The following four dives on the Bowbelle were not nearly as intense as the initial one. We took the opportunity to visit other areas of the ship for more video footage and general shots. The evening after the first day on the wreck, aided by the fine Portuguese wines, Drew opened his soul and talked about his lost friends, the counselling and of course meeting his tormentor again, 20 years on. He had mixed feelings about the Bowbelle, to which he seemed to have given a soul. One recurring thought was that, hopefully she was no longer in a position to harm anyone anymore, unless some careless or unlucky diver got into difficulties.
Having secured most of the images Drew wanted, we decided to leave the wreck alone until the TV crew arrived and check-out what other sites Madeira had to offer. Although the seabed looks rather barren, there is a lot of fish life around Funchal. Groupers are especially friendly and one seemed quite fond of our skipper Octavio, even offering him his flank to be stroked. Pelagics can also be encountered around the island, but we did not see any big animals.
Jonathan and the production company joined us in Madeira the night before our final dive. Having learnt about our expedition, They wanted to be with us on the RIB and interview Drew while we were moored over the wreck. Deeply affected by the tragedy, it would be the first time Jonathan stepped foot on a boat since the accident and he was understandably nervous ahead of the event. Fortunately, the sea was flat calm.
This time, I took a housed CCTV camera with an umbilical down to the wreck to give the others back on the RIB a live view of the Bowbelle. Reaching the deck, we immediately turned right towards the bow and I followed Drew who was taking still shots while Steve filmed the dive. Although she had been renamed after being sold, Drew decided to scratch the concretion on the hull beneath the hawsehole where we thought her old name plate was. Seeing the mark “B LL” embossed in big white letters through the rust was quite a shock! After her time spent operating as the Bom Rei and all the years underwater, she was still very much the Bowbelle.

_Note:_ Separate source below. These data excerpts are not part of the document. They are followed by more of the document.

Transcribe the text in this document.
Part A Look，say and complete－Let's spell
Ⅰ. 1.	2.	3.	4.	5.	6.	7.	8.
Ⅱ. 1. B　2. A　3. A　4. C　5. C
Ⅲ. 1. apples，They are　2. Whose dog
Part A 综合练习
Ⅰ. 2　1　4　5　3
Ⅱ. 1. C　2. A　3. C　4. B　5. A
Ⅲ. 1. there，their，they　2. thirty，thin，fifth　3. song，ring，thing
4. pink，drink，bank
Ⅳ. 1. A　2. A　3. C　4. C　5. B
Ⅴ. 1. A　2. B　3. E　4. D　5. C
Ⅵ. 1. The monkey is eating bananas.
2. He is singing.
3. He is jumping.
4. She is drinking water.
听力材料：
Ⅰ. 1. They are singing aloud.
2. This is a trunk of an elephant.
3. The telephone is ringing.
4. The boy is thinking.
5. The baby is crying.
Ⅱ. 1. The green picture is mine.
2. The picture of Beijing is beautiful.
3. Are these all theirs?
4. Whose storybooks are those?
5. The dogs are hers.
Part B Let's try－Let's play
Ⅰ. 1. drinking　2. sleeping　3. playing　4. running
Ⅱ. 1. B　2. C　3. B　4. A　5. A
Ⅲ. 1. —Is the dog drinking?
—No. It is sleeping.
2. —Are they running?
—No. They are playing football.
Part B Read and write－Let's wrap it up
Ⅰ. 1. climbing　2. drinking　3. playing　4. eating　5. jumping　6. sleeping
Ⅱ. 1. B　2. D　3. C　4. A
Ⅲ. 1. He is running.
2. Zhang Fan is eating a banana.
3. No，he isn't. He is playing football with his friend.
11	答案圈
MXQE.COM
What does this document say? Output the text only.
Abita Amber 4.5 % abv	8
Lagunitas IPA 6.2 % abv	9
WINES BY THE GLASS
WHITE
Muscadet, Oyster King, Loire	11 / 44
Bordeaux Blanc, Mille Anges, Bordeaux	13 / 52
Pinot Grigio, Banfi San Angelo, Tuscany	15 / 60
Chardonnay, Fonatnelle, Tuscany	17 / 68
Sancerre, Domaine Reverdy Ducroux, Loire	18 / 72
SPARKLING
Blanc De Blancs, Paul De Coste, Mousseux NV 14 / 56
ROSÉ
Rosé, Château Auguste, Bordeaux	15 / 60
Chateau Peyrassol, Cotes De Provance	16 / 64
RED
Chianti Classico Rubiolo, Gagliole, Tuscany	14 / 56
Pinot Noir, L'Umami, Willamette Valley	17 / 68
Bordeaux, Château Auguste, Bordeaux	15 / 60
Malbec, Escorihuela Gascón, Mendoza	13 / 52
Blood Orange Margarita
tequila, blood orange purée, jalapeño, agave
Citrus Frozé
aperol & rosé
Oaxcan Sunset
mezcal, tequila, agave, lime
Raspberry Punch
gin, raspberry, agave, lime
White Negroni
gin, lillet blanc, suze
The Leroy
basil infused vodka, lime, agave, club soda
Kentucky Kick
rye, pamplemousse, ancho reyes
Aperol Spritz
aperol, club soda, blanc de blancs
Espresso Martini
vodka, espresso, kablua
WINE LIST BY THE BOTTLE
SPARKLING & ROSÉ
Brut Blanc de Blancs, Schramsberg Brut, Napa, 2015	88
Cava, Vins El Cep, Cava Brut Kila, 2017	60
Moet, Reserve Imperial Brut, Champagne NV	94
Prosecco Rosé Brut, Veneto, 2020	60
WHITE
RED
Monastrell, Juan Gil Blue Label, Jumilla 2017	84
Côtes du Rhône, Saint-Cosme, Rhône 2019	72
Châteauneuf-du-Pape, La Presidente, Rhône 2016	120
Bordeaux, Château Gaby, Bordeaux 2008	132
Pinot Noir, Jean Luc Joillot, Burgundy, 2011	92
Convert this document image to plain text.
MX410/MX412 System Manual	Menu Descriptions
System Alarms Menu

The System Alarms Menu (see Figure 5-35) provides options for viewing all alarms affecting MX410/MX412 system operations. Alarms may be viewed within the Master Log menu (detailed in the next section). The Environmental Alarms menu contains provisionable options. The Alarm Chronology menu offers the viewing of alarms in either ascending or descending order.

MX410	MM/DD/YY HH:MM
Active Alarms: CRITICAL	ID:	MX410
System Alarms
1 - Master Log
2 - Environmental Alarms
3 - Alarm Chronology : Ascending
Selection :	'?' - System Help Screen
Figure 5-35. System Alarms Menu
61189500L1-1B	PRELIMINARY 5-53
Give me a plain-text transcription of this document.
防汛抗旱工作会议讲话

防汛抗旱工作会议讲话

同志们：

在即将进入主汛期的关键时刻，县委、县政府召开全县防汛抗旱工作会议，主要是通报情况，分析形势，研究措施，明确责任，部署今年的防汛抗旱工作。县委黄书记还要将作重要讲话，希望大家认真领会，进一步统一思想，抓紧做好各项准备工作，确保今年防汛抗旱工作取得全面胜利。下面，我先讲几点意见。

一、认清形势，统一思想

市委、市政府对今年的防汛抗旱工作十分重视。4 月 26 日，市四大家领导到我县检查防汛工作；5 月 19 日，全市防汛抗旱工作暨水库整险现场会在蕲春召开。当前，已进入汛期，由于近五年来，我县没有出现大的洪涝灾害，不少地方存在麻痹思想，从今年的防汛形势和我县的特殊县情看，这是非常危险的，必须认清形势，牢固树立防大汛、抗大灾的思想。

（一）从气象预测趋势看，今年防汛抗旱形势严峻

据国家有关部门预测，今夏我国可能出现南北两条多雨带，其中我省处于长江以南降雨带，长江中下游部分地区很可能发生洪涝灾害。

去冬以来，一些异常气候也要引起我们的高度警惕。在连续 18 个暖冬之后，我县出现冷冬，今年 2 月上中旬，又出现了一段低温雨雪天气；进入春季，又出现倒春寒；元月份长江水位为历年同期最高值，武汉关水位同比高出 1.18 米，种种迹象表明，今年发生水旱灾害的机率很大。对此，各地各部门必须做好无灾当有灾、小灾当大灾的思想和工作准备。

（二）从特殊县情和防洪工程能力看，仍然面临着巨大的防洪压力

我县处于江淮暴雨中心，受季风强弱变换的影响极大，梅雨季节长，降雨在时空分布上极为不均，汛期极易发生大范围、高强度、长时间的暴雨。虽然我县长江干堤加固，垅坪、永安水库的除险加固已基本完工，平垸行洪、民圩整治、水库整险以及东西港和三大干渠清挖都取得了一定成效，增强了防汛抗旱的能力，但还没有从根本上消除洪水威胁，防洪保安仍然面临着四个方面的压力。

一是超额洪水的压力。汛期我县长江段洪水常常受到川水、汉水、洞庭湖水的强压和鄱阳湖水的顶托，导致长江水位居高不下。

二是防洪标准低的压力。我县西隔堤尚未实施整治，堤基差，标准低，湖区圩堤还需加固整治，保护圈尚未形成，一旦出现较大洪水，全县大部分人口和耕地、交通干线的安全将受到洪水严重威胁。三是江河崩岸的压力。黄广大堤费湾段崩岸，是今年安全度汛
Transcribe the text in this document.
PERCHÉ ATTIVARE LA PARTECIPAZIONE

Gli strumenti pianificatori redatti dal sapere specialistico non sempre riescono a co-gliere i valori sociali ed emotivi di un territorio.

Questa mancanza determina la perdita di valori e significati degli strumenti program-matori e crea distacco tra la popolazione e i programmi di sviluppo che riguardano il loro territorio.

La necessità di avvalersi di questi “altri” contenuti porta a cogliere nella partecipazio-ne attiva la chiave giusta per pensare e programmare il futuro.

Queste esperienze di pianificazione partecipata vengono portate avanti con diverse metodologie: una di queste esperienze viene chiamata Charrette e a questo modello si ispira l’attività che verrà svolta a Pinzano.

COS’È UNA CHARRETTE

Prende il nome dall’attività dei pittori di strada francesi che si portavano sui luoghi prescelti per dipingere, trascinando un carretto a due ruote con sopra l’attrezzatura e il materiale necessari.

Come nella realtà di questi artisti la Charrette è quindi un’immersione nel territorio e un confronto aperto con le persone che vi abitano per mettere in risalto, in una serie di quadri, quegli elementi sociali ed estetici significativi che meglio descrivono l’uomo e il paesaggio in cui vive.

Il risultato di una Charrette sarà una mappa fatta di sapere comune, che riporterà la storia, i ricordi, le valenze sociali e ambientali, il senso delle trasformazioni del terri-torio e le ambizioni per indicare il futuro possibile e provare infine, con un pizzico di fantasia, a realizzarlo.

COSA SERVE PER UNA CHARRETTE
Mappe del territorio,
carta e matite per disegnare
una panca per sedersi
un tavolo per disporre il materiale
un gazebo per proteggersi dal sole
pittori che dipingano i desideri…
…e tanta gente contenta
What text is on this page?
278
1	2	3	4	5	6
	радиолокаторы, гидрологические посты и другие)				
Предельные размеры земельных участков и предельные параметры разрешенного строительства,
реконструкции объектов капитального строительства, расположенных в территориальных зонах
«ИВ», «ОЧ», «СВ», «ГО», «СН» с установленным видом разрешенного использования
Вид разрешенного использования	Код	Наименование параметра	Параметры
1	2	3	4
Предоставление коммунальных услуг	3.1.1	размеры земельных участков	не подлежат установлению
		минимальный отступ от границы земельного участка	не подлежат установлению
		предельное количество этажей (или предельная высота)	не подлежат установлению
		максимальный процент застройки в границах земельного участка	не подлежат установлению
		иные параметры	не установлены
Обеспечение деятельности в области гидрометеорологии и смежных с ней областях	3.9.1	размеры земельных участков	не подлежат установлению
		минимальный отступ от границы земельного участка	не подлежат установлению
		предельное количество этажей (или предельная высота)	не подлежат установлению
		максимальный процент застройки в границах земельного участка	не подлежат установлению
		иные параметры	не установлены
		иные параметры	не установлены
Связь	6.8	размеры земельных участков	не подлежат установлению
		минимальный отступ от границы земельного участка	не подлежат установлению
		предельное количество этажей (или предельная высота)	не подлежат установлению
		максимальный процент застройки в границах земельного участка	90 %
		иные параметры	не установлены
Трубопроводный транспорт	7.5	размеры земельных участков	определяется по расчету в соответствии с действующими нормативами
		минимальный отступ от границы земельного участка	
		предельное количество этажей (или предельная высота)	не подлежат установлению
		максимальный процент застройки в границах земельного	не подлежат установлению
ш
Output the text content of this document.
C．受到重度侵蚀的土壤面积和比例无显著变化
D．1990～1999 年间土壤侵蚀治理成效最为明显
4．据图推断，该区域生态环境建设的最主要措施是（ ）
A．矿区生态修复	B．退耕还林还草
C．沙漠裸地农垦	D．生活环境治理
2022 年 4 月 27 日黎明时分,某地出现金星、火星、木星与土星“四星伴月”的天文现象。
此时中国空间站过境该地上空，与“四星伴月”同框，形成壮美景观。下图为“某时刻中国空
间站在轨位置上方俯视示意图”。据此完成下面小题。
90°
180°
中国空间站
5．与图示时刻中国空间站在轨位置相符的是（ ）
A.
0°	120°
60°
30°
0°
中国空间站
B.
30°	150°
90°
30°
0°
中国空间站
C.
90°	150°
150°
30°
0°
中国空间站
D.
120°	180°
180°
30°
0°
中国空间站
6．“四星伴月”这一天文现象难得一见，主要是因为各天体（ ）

One of Jonathan’s comments was that the Madeiran seabed was probably the best place for her to be. Having taken so many lives, Drew was pleased to see that she was now a superb breeding ground teeming with aquatic wildlife, as well as a great attraction for divers. The serious moments and the respectful reflection when dealing with the wreck’s history did not detract from a very enjoyable expedition and the warmth of our hosts made me want to spend a lot more time in Madeira. I will have to pay Tubarao Madeira Dive Center another visit before long.